After the underwhelment of Europa Report, Gravity (Oct. 4) looks like it'll have significant punch. Once upon a time, critic Pauline Kael declared the deadly Gemini-kidnapping pre-titles of You Only Live Twice (1967) more exciting than 2001: A Space Odyssey. Director Alfonso Cuaron seems to agree there was something going on in that pre-title. Gravity is a technically startling, artistically excruciating version of the astronaut's dilemma—stuck in a space walk from which he can't return. The previews are unbearably tense, and Cuar'n has already made some of the best movies of the past few years (Harry Potter and the Prisoner of Azkaban, Children of Men, Y Tu Mama Tambien). George Clooney and Sandra Bullock co-star.

Destin Cretton's Short Term 12 (fall) is already one of the most applauded films of the coming season. Brie Larson plays a young counselor at a home for volatile foster kids. Cretton worked at such a home for a couple of years, and he won an award at Sundance '09 for the short version of this feature film.

Unlikelier, but maybe more therapeutic, is a pair of comedies addressing sex addiction: Thanks for Sharing (Sep. 20) and Don Jon (Sep. 27).

Highly anticipated: Museum Hours (Sep. 20), Jem Cohen's story of a friendship that carried out in Kuntshistorisches Museum, the 120-year-old Vienna gallery where the Hapsburgs put their treasures; the centuries of art are the backdrop to a tale of two lonely people at loose ends in that city.

I adore writing about Adore (Sep. 6) which, under its original title, Two Mothers, got used as a punching bag at Sundance this year. There are a few reasons to tune out the adverse buzz. The director, Anne Fontaine, has shown wit and a gift for the erotic in the past. Two first-rate actresses are in the lead, Naomi Watts and Robin Wright: the latter, the glamorous highlight of Netflix's union-bashing serial House of Cards. Adore has a Doris Lessing novella as its source and a Christopher Hampton script, and was apparently filmed with prime 35mm photography on the coast of New South Wales. At last, the subject matter: old female friends commence affairs with each other's sons É at which someone needle-drops The Lonely Planet's "Mother Lover" and then the earworm eats your brain. "'Cause every Mother's day needs a mother's night/If doing it is wrong, I don't want to be rightÉ"

Strange how something more ghastly would feel less ooky. Machete Kills (Oct. 11) brings back ol' rockface, Danny Trejo, and no more Mr. Politenessman this time.

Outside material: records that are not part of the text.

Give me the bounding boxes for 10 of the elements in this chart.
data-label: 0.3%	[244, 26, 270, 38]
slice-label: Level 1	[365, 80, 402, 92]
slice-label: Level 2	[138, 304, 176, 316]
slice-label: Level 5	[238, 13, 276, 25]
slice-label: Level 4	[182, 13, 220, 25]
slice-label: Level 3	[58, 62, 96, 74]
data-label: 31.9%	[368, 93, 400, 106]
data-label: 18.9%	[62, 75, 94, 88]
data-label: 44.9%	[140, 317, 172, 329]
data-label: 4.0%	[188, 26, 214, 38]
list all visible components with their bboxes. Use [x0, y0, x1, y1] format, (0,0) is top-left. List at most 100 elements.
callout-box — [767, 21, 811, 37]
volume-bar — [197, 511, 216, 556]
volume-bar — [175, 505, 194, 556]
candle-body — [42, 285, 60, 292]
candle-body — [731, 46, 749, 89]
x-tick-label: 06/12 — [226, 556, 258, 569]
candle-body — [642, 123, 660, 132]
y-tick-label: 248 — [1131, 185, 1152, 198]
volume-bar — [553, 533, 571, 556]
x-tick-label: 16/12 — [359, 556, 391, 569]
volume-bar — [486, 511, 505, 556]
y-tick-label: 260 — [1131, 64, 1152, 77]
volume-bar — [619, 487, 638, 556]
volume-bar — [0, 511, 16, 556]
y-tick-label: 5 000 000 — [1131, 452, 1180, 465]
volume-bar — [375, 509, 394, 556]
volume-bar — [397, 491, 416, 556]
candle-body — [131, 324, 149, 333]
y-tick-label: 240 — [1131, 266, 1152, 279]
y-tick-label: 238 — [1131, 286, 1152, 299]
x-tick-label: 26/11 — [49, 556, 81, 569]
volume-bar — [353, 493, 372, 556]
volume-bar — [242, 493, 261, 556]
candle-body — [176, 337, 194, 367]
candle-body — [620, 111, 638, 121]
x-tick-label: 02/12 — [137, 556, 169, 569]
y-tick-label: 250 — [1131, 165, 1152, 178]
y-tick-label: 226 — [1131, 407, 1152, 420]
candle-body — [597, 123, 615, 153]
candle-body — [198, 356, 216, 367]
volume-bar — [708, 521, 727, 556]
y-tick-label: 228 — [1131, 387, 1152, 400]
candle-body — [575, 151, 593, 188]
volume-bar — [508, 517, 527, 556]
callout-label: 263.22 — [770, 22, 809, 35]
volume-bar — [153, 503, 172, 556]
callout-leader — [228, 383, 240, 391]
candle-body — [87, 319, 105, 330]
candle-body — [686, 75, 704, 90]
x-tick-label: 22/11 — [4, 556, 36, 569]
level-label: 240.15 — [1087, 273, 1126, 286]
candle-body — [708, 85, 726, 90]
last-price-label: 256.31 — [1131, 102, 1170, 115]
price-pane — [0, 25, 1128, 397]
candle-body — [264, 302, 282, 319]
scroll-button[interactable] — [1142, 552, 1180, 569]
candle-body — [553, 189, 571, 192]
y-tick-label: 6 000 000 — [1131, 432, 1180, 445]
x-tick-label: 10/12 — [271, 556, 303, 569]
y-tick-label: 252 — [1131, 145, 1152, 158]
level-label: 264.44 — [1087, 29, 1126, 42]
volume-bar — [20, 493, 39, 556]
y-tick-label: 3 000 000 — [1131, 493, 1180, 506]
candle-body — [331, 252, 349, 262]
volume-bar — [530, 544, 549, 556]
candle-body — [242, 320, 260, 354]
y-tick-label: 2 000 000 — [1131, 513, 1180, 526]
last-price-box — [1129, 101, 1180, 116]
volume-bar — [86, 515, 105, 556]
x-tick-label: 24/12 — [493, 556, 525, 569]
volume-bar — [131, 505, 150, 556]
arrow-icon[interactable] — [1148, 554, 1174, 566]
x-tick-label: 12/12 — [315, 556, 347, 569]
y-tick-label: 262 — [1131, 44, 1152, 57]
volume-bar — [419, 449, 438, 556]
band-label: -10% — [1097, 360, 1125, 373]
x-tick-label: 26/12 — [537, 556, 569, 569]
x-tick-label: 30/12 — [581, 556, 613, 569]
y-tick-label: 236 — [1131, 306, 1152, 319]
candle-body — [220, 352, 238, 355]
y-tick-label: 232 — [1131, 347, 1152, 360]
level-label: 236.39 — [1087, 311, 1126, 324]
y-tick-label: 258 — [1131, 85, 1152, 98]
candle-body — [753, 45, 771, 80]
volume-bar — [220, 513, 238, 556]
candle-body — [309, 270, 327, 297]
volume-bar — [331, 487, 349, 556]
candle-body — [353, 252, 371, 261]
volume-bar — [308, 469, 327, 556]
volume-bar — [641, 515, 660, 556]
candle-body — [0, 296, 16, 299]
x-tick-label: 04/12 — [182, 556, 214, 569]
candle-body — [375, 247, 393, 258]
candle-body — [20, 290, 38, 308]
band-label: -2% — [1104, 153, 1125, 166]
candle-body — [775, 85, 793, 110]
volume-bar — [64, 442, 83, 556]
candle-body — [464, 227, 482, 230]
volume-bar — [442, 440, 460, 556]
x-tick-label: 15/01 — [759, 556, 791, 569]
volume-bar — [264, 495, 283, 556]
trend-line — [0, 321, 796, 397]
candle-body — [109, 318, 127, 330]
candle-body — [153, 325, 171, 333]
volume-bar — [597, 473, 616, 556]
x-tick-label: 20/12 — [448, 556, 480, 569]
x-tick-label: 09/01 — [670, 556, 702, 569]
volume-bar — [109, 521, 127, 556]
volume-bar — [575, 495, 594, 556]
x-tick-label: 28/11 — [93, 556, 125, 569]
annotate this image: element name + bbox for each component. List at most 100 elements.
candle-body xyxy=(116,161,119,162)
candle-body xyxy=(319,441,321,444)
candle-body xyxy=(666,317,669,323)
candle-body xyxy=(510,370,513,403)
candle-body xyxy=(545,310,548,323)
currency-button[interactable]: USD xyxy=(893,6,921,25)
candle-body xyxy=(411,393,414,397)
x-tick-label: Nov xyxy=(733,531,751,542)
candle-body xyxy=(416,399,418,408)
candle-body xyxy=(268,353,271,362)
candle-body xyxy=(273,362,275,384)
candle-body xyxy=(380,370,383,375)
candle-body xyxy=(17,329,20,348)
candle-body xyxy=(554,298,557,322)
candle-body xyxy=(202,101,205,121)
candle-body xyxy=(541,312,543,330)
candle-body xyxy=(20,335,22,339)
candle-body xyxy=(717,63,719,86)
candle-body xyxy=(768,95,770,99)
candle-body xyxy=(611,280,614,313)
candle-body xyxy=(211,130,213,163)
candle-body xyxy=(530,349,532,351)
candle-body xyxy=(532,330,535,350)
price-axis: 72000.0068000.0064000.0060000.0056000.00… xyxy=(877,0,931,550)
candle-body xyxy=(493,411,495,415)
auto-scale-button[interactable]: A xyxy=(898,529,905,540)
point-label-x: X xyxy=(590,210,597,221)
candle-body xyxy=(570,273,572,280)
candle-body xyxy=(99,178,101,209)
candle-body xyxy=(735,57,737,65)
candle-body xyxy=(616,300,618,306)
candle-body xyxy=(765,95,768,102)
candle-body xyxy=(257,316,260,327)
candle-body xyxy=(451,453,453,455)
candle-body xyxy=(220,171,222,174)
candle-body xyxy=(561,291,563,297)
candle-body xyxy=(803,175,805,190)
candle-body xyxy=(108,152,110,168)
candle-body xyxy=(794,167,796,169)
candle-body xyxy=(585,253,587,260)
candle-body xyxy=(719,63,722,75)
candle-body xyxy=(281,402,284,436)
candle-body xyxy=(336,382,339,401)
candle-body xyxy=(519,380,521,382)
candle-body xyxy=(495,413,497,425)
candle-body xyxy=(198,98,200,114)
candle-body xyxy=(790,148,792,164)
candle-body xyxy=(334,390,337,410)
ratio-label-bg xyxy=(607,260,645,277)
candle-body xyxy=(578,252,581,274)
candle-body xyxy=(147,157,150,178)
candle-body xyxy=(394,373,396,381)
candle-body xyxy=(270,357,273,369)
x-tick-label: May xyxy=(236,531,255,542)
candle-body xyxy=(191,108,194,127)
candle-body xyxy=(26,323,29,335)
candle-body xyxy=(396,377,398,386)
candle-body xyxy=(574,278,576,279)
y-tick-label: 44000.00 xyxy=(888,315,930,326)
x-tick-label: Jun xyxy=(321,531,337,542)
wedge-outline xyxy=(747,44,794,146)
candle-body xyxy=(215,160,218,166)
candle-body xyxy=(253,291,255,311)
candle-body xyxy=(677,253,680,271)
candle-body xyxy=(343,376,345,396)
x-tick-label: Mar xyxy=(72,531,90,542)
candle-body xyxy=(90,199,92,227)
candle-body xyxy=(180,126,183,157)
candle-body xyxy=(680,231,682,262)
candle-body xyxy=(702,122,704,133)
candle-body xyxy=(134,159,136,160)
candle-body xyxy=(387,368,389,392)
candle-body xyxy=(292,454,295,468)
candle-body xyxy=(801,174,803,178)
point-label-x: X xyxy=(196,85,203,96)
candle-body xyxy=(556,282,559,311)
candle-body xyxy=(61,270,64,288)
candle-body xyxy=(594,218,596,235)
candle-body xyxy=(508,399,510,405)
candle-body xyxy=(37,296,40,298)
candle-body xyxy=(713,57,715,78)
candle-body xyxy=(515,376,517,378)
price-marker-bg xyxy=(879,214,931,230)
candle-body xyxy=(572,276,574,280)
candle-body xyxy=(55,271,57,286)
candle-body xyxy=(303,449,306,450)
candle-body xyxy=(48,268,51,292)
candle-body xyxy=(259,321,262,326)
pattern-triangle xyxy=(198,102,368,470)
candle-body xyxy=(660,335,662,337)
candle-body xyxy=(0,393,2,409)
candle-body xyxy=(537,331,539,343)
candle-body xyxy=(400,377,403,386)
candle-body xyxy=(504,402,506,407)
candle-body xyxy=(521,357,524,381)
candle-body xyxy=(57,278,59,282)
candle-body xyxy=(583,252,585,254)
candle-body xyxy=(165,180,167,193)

Remakes of Oldboy (Oct. 25) and Carrie (Oct. 18) may, in the bigger scheme of things, only function as necessary in the sense that some producer's son really needed ermine mudflaps for his Escalade. But I am interested in what aspects of race Spike Lee will bring to retelling Park Chan-wook's captivity thriller, just as I'm curious to see what a female director (Kimberley Peirce) will bring to a new version of Carrie. And the superb Chloe Grace Moretz has the role of the hellbound Carrie White.

The documentary Inequality for All (Sep. 27) has Robert Reich, a familiar figure on the Sunday talk shows, delivering worrisome news about growing gap between the hyper-rich and the working poor. Bill Condon's The Fifth Estate (Oct. 11) likely won't help Julian Assange's hurt feelings after We Steal Secrets, particularly since he's being played by Benedict Cumberbatch—not the man to warm up one's image.

Just some of the film festivals in the next few months: the Morgan Hill short film fest Poppy Jasper (Nov. 8-10), Silicon Valley Jewish Film Fest (Oct. 19-Nov. 17) and one of the best here (or anywhere) the United Nations Association Film Festival, Oct. 17-27.